Recém-chegado do exílio, Lenin tentou um golpe de Estado em julho de 1917, mas falhou e foi obrigado a viver na clandestinidade durante alguns meses. O príncipe Lvov foi substituído na chefia do governo provisório por um advogado chamado Kerensky, do Partido Social-Revolucionário (apesar do nome, essa era uma organização política moderada), que gozava de uma relevante popularidade. Contudo, a popularidade desceu a níveis muito baixos, devido à insistência de Kerensky em continuar a guerra contra a Alemanha, apesar dos anseios de paz da população e da impossibilidade da Rússia poder arcar com um conflito militar de elevadas proporções.
Em outubro de 1917 (novembro, pelo calendário ocidental), os bolcheviques finalmente tomaram o poder.
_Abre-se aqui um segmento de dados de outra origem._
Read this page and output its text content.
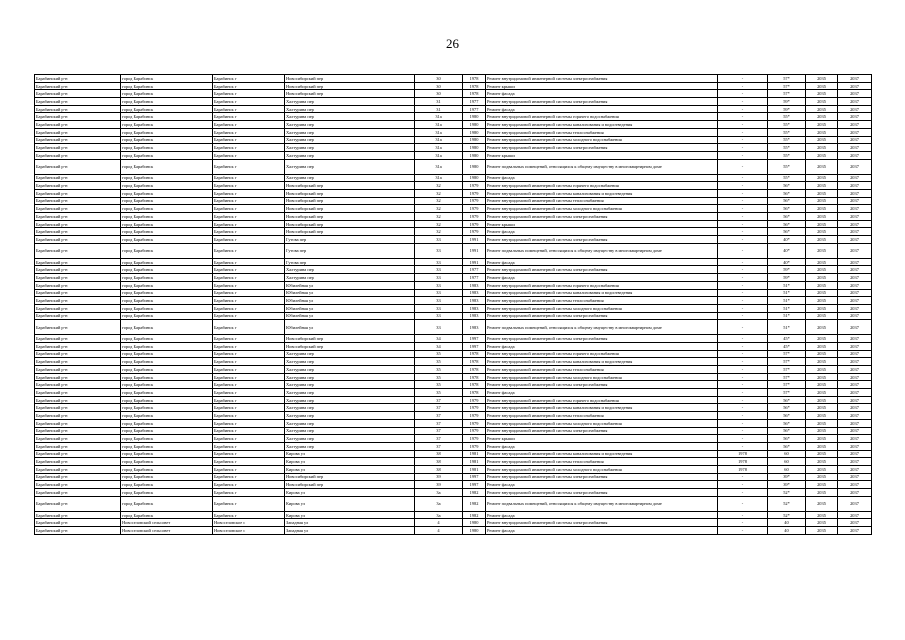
26
Барабинский р-н	город Барабинск	Барабинск г	Новосибирский пер	30	1978	Ремонт внутридомовой инженерной системы электроснабжения	-	57*	2035	2037
Барабинский р-н	город Барабинск	Барабинск г	Новосибирский пер	30	1978	Ремонт крыши	-	57*	2035	2037
Барабинский р-н	город Барабинск	Барабинск г	Новосибирский пер	30	1978	Ремонт фасада	-	57*	2035	2037
Барабинский р-н	город Барабинск	Барабинск г	Халтурина пер	31	1977	Ремонт внутридомовой инженерной системы электроснабжения	-	59*	2035	2037
Барабинский р-н	город Барабинск	Барабинск г	Халтурина пер	31	1977	Ремонт фасада	-	59*	2035	2037
Барабинский р-н	город Барабинск	Барабинск г	Халтурина пер	31а	1980	Ремонт внутридомовой инженерной системы горячего водоснабжения	-	55*	2035	2037
Барабинский р-н	город Барабинск	Барабинск г	Халтурина пер	31а	1980	Ремонт внутридомовой инженерной системы канализования и водоотведения	-	55*	2035	2037
Барабинский р-н	город Барабинск	Барабинск г	Халтурина пер	31а	1980	Ремонт внутридомовой инженерной системы теплоснабжения	-	55*	2035	2037
Барабинский р-н	город Барабинск	Барабинск г	Халтурина пер	31а	1980	Ремонт внутридомовой инженерной системы холодного водоснабжения	-	55*	2035	2037
Барабинский р-н	город Барабинск	Барабинск г	Халтурина пер	31а	1980	Ремонт внутридомовой инженерной системы электроснабжения	-	55*	2035	2037
Барабинский р-н	город Барабинск	Барабинск г	Халтурина пер	31а	1980	Ремонт крыши	-	55*	2035	2037
Барабинский р-н	город Барабинск	Барабинск г	Халтурина пер	31а	1980	Ремонт подвальных помещений, относящихся к общему имуществу в многоквартирном доме	-	55*	2035	2037
Барабинский р-н	город Барабинск	Барабинск г	Халтурина пер	31а	1980	Ремонт фасада	-	55*	2035	2037
Барабинский р-н	город Барабинск	Барабинск г	Новосибирский пер	32	1979	Ремонт внутридомовой инженерной системы горячего водоснабжения	-	56*	2035	2037
Барабинский р-н	город Барабинск	Барабинск г	Новосибирский пер	32	1979	Ремонт внутридомовой инженерной системы канализования и водоотведения	-	56*	2035	2037
Барабинский р-н	город Барабинск	Барабинск г	Новосибирский пер	32	1979	Ремонт внутридомовой инженерной системы теплоснабжения	-	56*	2035	2037
Барабинский р-н	город Барабинск	Барабинск г	Новосибирский пер	32	1979	Ремонт внутридомовой инженерной системы холодного водоснабжения	-	56*	2035	2037
Барабинский р-н	город Барабинск	Барабинск г	Новосибирский пер	32	1979	Ремонт внутридомовой инженерной системы электроснабжения	-	56*	2035	2037
Барабинский р-н	город Барабинск	Барабинск г	Новосибирский пер	32	1979	Ремонт крыши	-	56*	2035	2037
Барабинский р-н	город Барабинск	Барабинск г	Новосибирский пер	32	1979	Ремонт фасада	-	56*	2035	2037
Барабинский р-н	город Барабинск	Барабинск г	Гутова пер	33	1991	Ремонт внутридомовой инженерной системы электроснабжения	-	40*	2035	2037
Барабинский р-н	город Барабинск	Барабинск г	Гутова пер	33	1991	Ремонт подвальных помещений, относящихся к общему имуществу в многоквартирном доме	-	40*	2035	2037
Барабинский р-н	город Барабинск	Барабинск г	Гутова пер	33	1991	Ремонт фасада	-	40*	2035	2037
Барабинский р-н	город Барабинск	Барабинск г	Халтурина пер	33	1977	Ремонт внутридомовой инженерной системы электроснабжения	-	59*	2035	2037
Барабинский р-н	город Барабинск	Барабинск г	Халтурина пер	33	1977	Ремонт фасада	-	59*	2035	2037
Барабинский р-н	город Барабинск	Барабинск г	Юбилейная ул	33	1983	Ремонт внутридомовой инженерной системы горячего водоснабжения	-	51*	2035	2037
Барабинский р-н	город Барабинск	Барабинск г	Юбилейная ул	33	1983	Ремонт внутридомовой инженерной системы канализования и водоотведения	-	51*	2035	2037
Барабинский р-н	город Барабинск	Барабинск г	Юбилейная ул	33	1983	Ремонт внутридомовой инженерной системы теплоснабжения	-	51*	2035	2037
Барабинский р-н	город Барабинск	Барабинск г	Юбилейная ул	33	1983	Ремонт внутридомовой инженерной системы холодного водоснабжения	-	51*	2035	2037
Барабинский р-н	город Барабинск	Барабинск г	Юбилейная ул	33	1983	Ремонт внутридомовой инженерной системы электроснабжения	-	51*	2035	2037
Барабинский р-н	город Барабинск	Барабинск г	Юбилейная ул	33	1983	Ремонт подвальных помещений, относящихся к общему имуществу в многоквартирном доме	-	51*	2035	2037
Барабинский р-н	город Барабинск	Барабинск г	Новосибирский пер	34	1997	Ремонт внутридомовой инженерной системы электроснабжения	-	45*	2035	2037
Барабинский р-н	город Барабинск	Барабинск г	Новосибирский пер	34	1997	Ремонт фасада	-	45*	2035	2037
Барабинский р-н	город Барабинск	Барабинск г	Халтурина пер	35	1978	Ремонт внутридомовой инженерной системы горячего водоснабжения	-	57*	2035	2037
Барабинский р-н	город Барабинск	Барабинск г	Халтурина пер	35	1978	Ремонт внутридомовой инженерной системы канализования и водоотведения	-	57*	2035	2037
Барабинский р-н	город Барабинск	Барабинск г	Халтурина пер	35	1978	Ремонт внутридомовой инженерной системы теплоснабжения	-	57*	2035	2037
Барабинский р-н	город Барабинск	Барабинск г	Халтурина пер	35	1978	Ремонт внутридомовой инженерной системы холодного водоснабжения	-	57*	2035	2037
Барабинский р-н	город Барабинск	Барабинск г	Халтурина пер	35	1978	Ремонт внутридомовой инженерной системы электроснабжения	-	57*	2035	2037
Барабинский р-н	город Барабинск	Барабинск г	Халтурина пер	35	1978	Ремонт фасада	-	57*	2035	2037
Барабинский р-н	город Барабинск	Барабинск г	Халтурина пер	37	1979	Ремонт внутридомовой инженерной системы горячего водоснабжения	-	56*	2035	2037
Барабинский р-н	город Барабинск	Барабинск г	Халтурина пер	37	1979	Ремонт внутридомовой инженерной системы канализования и водоотведения	-	56*	2035	2037
Барабинский р-н	город Барабинск	Барабинск г	Халтурина пер	37	1979	Ремонт внутридомовой инженерной системы теплоснабжения	-	56*	2035	2037
Барабинский р-н	город Барабинск	Барабинск г	Халтурина пер	37	1979	Ремонт внутридомовой инженерной системы холодного водоснабжения	-	56*	2035	2037
Барабинский р-н	город Барабинск	Барабинск г	Халтурина пер	37	1979	Ремонт внутридомовой инженерной системы электроснабжения	-	56*	2035	2037
Барабинский р-н	город Барабинск	Барабинск г	Халтурина пер	37	1979	Ремонт крыши	-	56*	2035	2037
Барабинский р-н	город Барабинск	Барабинск г	Халтурина пер	37	1979	Ремонт фасада	-	56*	2035	2037
Барабинский р-н	город Барабинск	Барабинск г	Кирова ул	38	1981	Ремонт внутридомовой инженерной системы канализования и водоотведения	1978	60	2035	2037
Барабинский р-н	город Барабинск	Барабинск г	Кирова ул	38	1981	Ремонт внутридомовой инженерной системы теплоснабжения	1978	60	2035	2037
Барабинский р-н	город Барабинск	Барабинск г	Кирова ул	38	1981	Ремонт внутридомовой инженерной системы холодного водоснабжения	1978	60	2035	2037
Барабинский р-н	город Барабинск	Барабинск г	Новосибирский пер	39	1997	Ремонт внутридомовой инженерной системы электроснабжения	-	39*	2035	2037
Барабинский р-н	город Барабинск	Барабинск г	Новосибирский пер	39	1997	Ремонт фасада	-	39*	2035	2037
Барабинский р-н	город Барабинск	Барабинск г	Кирова ул	3а	1982	Ремонт внутридомовой инженерной системы электроснабжения	-	52*	2035	2037
Барабинский р-н	город Барабинск	Барабинск г	Кирова ул	3а	1982	Ремонт подвальных помещений, относящихся к общему имуществу в многоквартирном доме	-	52*	2035	2037
Барабинский р-н	город Барабинск	Барабинск г	Кирова ул	3а	1982	Ремонт фасада	-	52*	2035	2037
Барабинский р-н	Новоселовский сельсовет	Новоселовское с	Западная ул	4	1980	Ремонт внутридомовой инженерной системы электроснабжения	-	40	2035	2037
Барабинский р-н	Новоселовский сельсовет	Новоселовское с	Западная ул	4	1980	Ремонт фасада	-	40	2035	2037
Os sovietes, que aparentavam não gozar de grande reputação, eram o poder de facto na Rússia, anulando o papel da Duma e de Kerensky. Um assalto ao palácio do governo, conduzido por soldados bolcheviques, resultou na fuga de Kerensky, que logrou uma fuga para os Estados Unidos. Algumas dezenas de jovens cadetes permaneceram nas escadarias e salões do palácio, com o objectivo de cativar Kerensky no poder.
A Duma foi dissolvida e o poder foi assumido por um Conselho de Comissários do Povo, chefiado por Lenin. O novo governo convocou imediatamente uma Assembleia Constituinte.
As eleições realizaram-se em condições de profundo caos. Os bolcheviques dominavam Petrogrado, Moscovo, Minsk e Kiev, no fundo, os grandes núcleos urbanos da Rússia Europeia. Mas o poder estava longe de ser estável no vasto território rural, e asiático, do Império Russo. Assim, as eleições deram maioria aos partidos não-bolcheviques.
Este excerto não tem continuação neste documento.